The FX are practical, gory and frequent. Marie’s goopy transformation doesn’t even wait for the half-hour mark, and after that the movie is pretty much non-stop – the only problem is that what is happening is so damned familiar. It manages to etch out a bit of identity by having the cat-and-mouse between the possessed and still-human take place in a two-story house, but otherwise, this really is Evil Dead without the very real weirdness Raimi and party brought to the proceedings.

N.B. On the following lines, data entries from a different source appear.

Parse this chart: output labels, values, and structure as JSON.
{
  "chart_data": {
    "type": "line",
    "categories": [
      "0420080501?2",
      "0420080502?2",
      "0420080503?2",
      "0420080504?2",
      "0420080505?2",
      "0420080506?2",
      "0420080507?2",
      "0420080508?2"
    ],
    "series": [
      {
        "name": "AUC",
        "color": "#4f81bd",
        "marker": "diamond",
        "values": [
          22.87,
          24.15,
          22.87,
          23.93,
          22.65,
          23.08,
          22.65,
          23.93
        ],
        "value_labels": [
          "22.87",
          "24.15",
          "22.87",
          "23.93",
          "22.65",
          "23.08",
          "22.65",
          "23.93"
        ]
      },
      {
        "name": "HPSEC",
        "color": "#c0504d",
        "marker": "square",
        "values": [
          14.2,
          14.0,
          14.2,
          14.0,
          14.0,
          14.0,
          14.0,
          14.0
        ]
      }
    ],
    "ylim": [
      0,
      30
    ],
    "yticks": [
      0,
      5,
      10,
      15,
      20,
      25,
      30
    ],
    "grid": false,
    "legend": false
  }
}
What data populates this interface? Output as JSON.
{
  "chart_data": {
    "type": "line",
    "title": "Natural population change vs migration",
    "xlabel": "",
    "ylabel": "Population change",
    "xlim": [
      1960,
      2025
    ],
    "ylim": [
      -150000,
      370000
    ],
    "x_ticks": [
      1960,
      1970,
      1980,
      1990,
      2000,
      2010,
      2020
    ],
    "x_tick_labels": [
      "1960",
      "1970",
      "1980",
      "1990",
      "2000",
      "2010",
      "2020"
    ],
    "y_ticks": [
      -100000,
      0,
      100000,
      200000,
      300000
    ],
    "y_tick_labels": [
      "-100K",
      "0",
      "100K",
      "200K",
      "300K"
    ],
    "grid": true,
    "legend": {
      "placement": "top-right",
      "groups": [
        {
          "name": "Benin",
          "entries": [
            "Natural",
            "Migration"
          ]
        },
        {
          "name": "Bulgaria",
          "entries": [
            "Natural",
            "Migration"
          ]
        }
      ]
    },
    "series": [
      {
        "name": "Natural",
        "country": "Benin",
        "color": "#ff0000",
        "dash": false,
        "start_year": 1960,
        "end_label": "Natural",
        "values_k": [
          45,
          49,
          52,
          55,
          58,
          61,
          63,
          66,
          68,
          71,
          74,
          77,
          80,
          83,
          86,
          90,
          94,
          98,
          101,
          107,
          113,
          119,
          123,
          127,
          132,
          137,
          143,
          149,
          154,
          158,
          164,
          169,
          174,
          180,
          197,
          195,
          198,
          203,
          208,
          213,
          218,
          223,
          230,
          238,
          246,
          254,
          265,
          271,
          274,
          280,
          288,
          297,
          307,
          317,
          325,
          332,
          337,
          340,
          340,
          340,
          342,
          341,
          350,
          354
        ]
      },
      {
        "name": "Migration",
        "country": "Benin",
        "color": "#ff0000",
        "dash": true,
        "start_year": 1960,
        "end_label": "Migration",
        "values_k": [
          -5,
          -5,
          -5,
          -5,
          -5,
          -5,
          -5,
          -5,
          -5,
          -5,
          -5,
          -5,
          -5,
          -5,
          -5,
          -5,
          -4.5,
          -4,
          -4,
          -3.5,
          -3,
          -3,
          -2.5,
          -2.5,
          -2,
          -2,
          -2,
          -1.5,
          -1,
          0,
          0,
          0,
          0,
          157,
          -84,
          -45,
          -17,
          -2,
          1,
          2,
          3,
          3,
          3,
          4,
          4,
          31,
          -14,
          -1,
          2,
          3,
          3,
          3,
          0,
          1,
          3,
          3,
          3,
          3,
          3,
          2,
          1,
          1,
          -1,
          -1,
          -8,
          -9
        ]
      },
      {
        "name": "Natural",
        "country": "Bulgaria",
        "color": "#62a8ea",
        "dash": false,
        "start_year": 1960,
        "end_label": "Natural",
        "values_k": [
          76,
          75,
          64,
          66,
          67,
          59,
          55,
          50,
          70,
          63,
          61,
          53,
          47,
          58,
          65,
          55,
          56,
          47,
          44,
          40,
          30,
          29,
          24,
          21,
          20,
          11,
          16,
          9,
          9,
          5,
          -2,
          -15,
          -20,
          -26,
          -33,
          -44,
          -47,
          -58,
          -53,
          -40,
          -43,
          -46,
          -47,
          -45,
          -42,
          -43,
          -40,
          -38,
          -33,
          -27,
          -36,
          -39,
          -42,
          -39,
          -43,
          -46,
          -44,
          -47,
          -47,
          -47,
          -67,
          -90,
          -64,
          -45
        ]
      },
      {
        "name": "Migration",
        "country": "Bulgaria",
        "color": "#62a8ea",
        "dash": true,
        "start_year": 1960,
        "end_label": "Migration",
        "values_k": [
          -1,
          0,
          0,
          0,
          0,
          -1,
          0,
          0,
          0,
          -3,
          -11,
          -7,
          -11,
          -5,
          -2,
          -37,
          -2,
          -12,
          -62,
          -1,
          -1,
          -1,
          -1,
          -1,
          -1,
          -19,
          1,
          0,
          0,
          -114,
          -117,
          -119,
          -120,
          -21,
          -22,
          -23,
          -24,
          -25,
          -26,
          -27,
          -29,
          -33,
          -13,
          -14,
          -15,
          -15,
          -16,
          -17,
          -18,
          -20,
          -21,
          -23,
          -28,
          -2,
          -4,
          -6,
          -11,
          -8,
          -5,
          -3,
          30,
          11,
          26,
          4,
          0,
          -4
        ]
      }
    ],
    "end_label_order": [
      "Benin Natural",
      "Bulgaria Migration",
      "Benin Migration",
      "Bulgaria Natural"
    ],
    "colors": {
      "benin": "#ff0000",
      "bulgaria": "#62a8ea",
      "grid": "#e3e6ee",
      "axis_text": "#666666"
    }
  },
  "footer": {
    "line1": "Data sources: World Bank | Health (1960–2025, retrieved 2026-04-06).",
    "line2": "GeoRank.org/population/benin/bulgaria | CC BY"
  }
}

Writer/directors Sonny Laguna and Tommy Wiklund (who also double as camera, sound, and FX men) know their genre chops well, and Wither is a well-made movie on all those fronts. The actors all get a chance to be scary (and speaking as an actor, we love that shit). If I had never seen Evil Dead, I would have really gotten into this movie – but I have, and therefore all I can say is, good job everybody! But I do really wish you’d brought just a little something else to distinguish yourselves from your inspiration.